Les trois panneaux de la fresque du Domicile collectif de Givors (Photo Armelle Hours, 2022)

« Dessiner pour mieux voir »6

Nous avons contacté pour ce projet l’artiste Warli, Reena Vansing Valvi, vivant en Inde dans le Maharashtra. Ayant déjà eu l’expérience de ces mises en image de récit, elle a accepté le défi. À partir de ce moment-là, de nombreux échanges ont été nécessaires : lors du séquençage du conte, en passant par les différentes transcriptions et traductions, les esquisses de brouillon pour chaque séquence, ainsi que les validations et/ou demandes de corrections des esquisses. Tous ces passages ont été autant d’allers-retours matérialisant la nécessité de l’ajustement au plus près de ce que les participants avaient souhaité exprimer. Ces allers et retours, contemporains de l’approche du déménagement effectif, ont eu lieu dans les deux sens pendant plusieurs mois. Ainsi, la réalisation de la fresque a véritablement accompagné le déménagement, à l’appui de l’histoire du groupe qui s’apprêtait, non sans crainte, à s’installer dans ce nouveau lieu. Dès lors, peu après le déménagement effectif, chaque esquisse de l’artiste a été installée de façon provisoire dans la salle collective du nouveau Domicile Collectif dans l’attente de la réalisation finale de la fresque. Cette réalisation s’est donc inscrite dès le début dans l’histoire de ce nouveau lieu, assurant un passage concrétisé où le passé a pu être préservé.
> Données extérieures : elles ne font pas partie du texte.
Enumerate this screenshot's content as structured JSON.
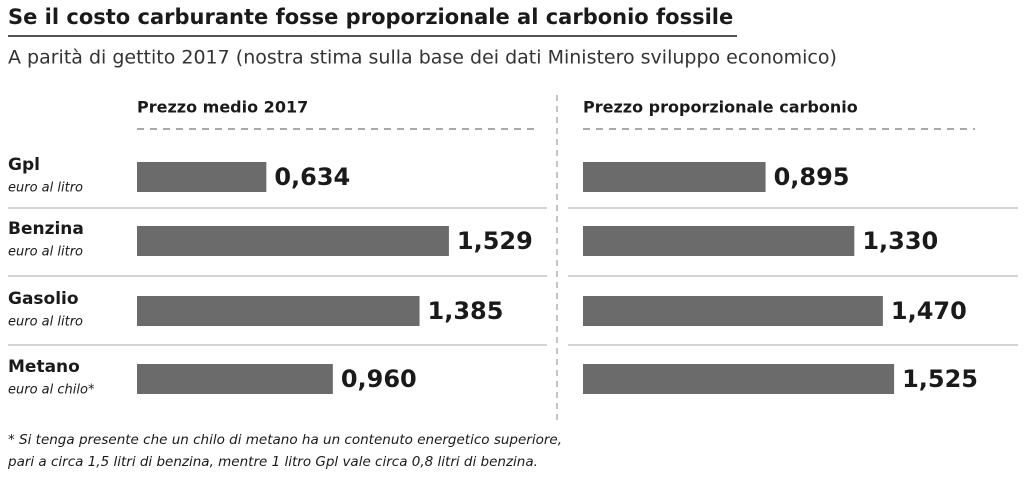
{
  "chart_data": {
    "type": "bar",
    "title": "Se il costo carburante fosse proporzionale al carbonio fossile",
    "subtitle": "A parità di gettito 2017 (nostra stima sulla base dei dati Ministero sviluppo economico)",
    "categories": [
      "Gpl",
      "Benzina",
      "Gasolio",
      "Metano"
    ],
    "category_notes": [
      "euro al litro",
      "euro al litro",
      "euro al litro",
      "euro al chilo*"
    ],
    "series": [
      {
        "name": "Prezzo medio 2017",
        "color": "#6b6b6b",
        "values": [
          0.634,
          1.529,
          1.385,
          0.96
        ],
        "value_labels": [
          "0,634",
          "1,529",
          "1,385",
          "0,960"
        ]
      },
      {
        "name": "Prezzo proporzionale carbonio",
        "color": "#6b6b6b",
        "values": [
          0.895,
          1.33,
          1.47,
          1.525
        ],
        "value_labels": [
          "0,895",
          "1,330",
          "1,470",
          "1,525"
        ]
      }
    ],
    "footnote": [
      "* Si tenga presente che un chilo di metano ha un contenuto energetico superiore,",
      "pari a circa 1,5 litri di benzina, mentre 1 litro Gpl vale circa 0,8 litri di benzina."
    ]
  }
}
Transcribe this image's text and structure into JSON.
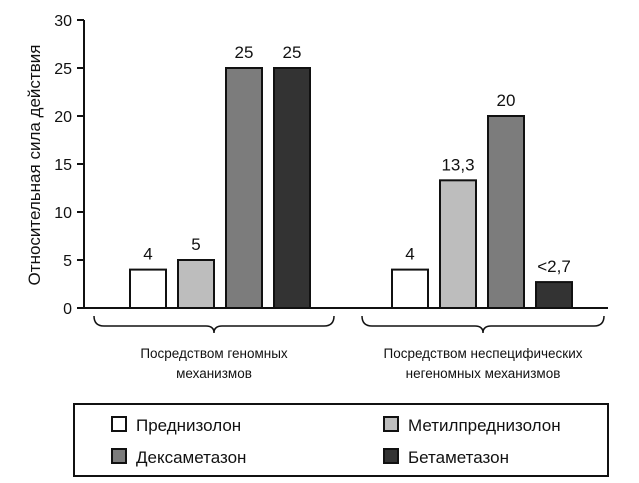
{
  "chart_data": {
    "type": "bar",
    "ylabel": "Относительная сила действия",
    "ylim": [
      0,
      30
    ],
    "yticks": [
      0,
      5,
      10,
      15,
      20,
      25,
      30
    ],
    "groups": [
      {
        "label_lines": [
          "Посредством геномных",
          "механизмов"
        ]
      },
      {
        "label_lines": [
          "Посредством неспецифических",
          "негеномных механизмов"
        ]
      }
    ],
    "series": [
      {
        "name": "Преднизолон",
        "color": "#ffffff",
        "values": [
          4,
          4
        ],
        "labels": [
          "4",
          "4"
        ]
      },
      {
        "name": "Метилпреднизолон",
        "color": "#bdbdbd",
        "values": [
          5,
          13.3
        ],
        "labels": [
          "5",
          "13,3"
        ]
      },
      {
        "name": "Дексаметазон",
        "color": "#7c7c7c",
        "values": [
          25,
          20
        ],
        "labels": [
          "25",
          "20"
        ]
      },
      {
        "name": "Бетаметазон",
        "color": "#333333",
        "values": [
          25,
          2.7
        ],
        "labels": [
          "25",
          "<2,7"
        ]
      }
    ],
    "legend": "bottom",
    "grid": false
  }
}
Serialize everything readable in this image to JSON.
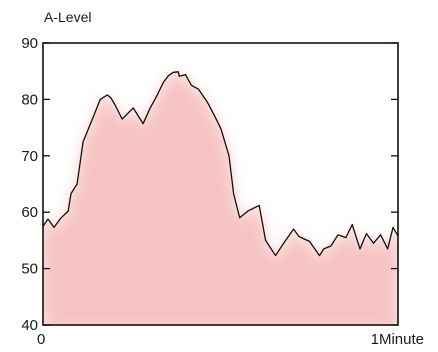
{
  "chart_data": {
    "type": "area",
    "ylabel": "A-Level",
    "ylim": [
      40,
      90
    ],
    "yticks": [
      40,
      50,
      60,
      70,
      80,
      90
    ],
    "xlim": [
      0,
      1
    ],
    "xticks": [
      {
        "value": 0,
        "label": "0"
      },
      {
        "value": 1,
        "label": "1Minute"
      }
    ],
    "grid": false,
    "fill_color": "#f6c3c3",
    "fill_edge_color": "#fde9e9",
    "line_color": "#111111",
    "series": [
      {
        "x": [
          0,
          0.014,
          0.031,
          0.051,
          0.071,
          0.079,
          0.096,
          0.113,
          0.141,
          0.161,
          0.181,
          0.192,
          0.203,
          0.223,
          0.254,
          0.282,
          0.302,
          0.322,
          0.339,
          0.353,
          0.367,
          0.381,
          0.384,
          0.401,
          0.418,
          0.438,
          0.463,
          0.484,
          0.501,
          0.524,
          0.537,
          0.554,
          0.577,
          0.609,
          0.627,
          0.655,
          0.681,
          0.706,
          0.721,
          0.751,
          0.779,
          0.791,
          0.811,
          0.831,
          0.853,
          0.871,
          0.893,
          0.911,
          0.931,
          0.951,
          0.971,
          0.986,
          1.0
        ],
        "y": [
          57.5,
          58.8,
          57.3,
          59.0,
          60.2,
          63.3,
          65.0,
          72.5,
          76.8,
          80.0,
          80.8,
          80.2,
          79.0,
          76.5,
          78.5,
          75.7,
          78.5,
          80.8,
          83.0,
          84.2,
          84.8,
          84.9,
          84.1,
          84.4,
          82.5,
          81.8,
          79.5,
          77.0,
          74.8,
          70.0,
          63.3,
          59.0,
          60.2,
          61.2,
          55.0,
          52.3,
          54.8,
          57.0,
          55.7,
          54.8,
          52.3,
          53.5,
          54.0,
          56.0,
          55.5,
          57.8,
          53.5,
          56.2,
          54.5,
          56.0,
          53.5,
          57.3,
          55.8
        ]
      }
    ]
  }
}
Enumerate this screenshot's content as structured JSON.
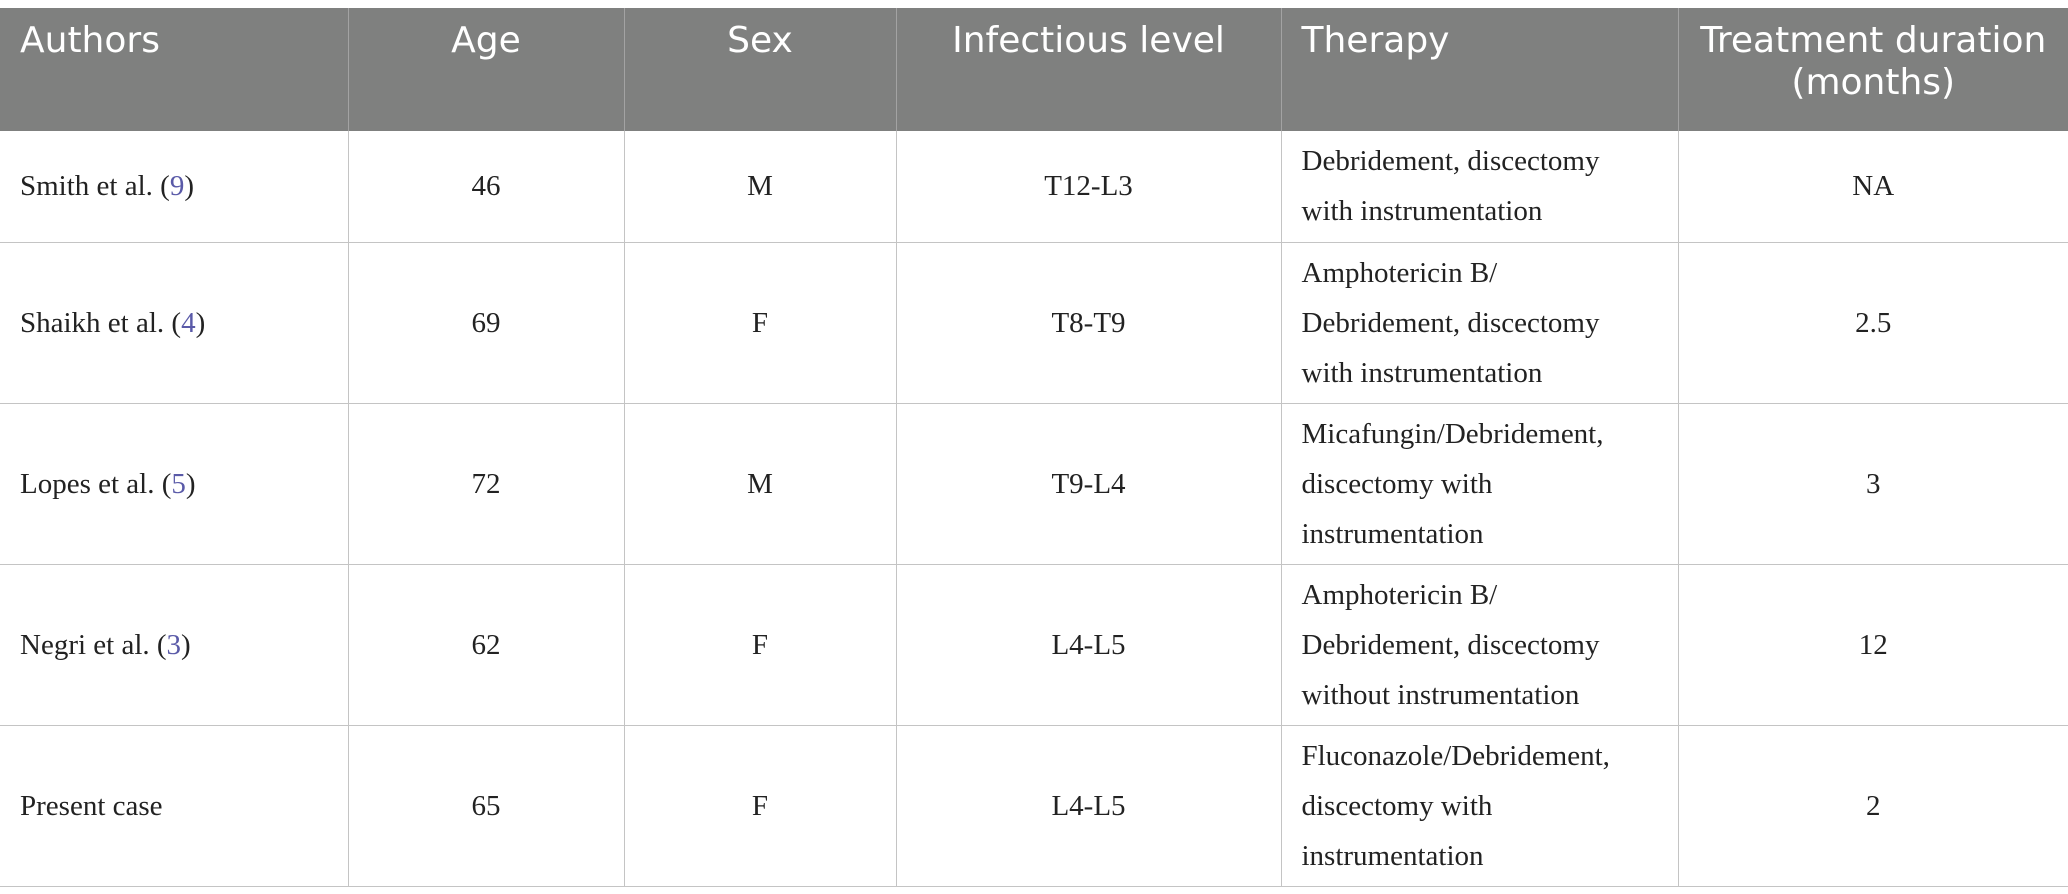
{
  "table": {
    "headers": [
      "Authors",
      "Age",
      "Sex",
      "Infectious level",
      "Therapy",
      "Treatment duration\n(months)"
    ],
    "header_lines": {
      "h5": [
        "Treatment duration",
        "(months)"
      ]
    },
    "rows": [
      {
        "author": "Smith et al. (",
        "ref": "9",
        "author_end": ")",
        "age": "46",
        "sex": "M",
        "level": "T12-L3",
        "therapy": [
          "Debridement, discectomy",
          "with instrumentation"
        ],
        "duration": "NA"
      },
      {
        "author": "Shaikh et al. (",
        "ref": "4",
        "author_end": ")",
        "age": "69",
        "sex": "F",
        "level": "T8-T9",
        "therapy": [
          "Amphotericin B/",
          "Debridement, discectomy",
          "with instrumentation"
        ],
        "duration": "2.5"
      },
      {
        "author": "Lopes et al. (",
        "ref": "5",
        "author_end": ")",
        "age": "72",
        "sex": "M",
        "level": "T9-L4",
        "therapy": [
          "Micafungin/Debridement,",
          "discectomy with",
          "instrumentation"
        ],
        "duration": "3"
      },
      {
        "author": "Negri et al. (",
        "ref": "3",
        "author_end": ")",
        "age": "62",
        "sex": "F",
        "level": "L4-L5",
        "therapy": [
          "Amphotericin B/",
          "Debridement, discectomy",
          "without instrumentation"
        ],
        "duration": "12"
      },
      {
        "author": "Present case",
        "ref": "",
        "author_end": "",
        "age": "65",
        "sex": "F",
        "level": "L4-L5",
        "therapy": [
          "Fluconazole/Debridement,",
          "discectomy with",
          "instrumentation"
        ],
        "duration": "2"
      }
    ]
  },
  "colors": {
    "header_bg": "#7f807f",
    "header_text": "#ffffff",
    "reference_link": "#5a5aa8",
    "grid": "#c4c4c4"
  }
}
Pour débuter cette transcription, Reena Vansing Valvi vivant en Inde, a eu besoin de mieux connaître ce contexte particulier qu’elle découvrait, principalement du fait de la différence culturelle entre le monde Warli et ce monde-là, au sein d’une banlieue lyonnaise. Chaque séquence du conte a donc nécessité non seulement une traduction en Hindi7, mais aussi des explications contextuelles très précises afin de faciliter la compréhension de l’artiste, notamment vis-à-vis des scènes évoquées dans le conte. La peintre a ainsi pu prendre part à son tour à l’histoire proposée par le conte.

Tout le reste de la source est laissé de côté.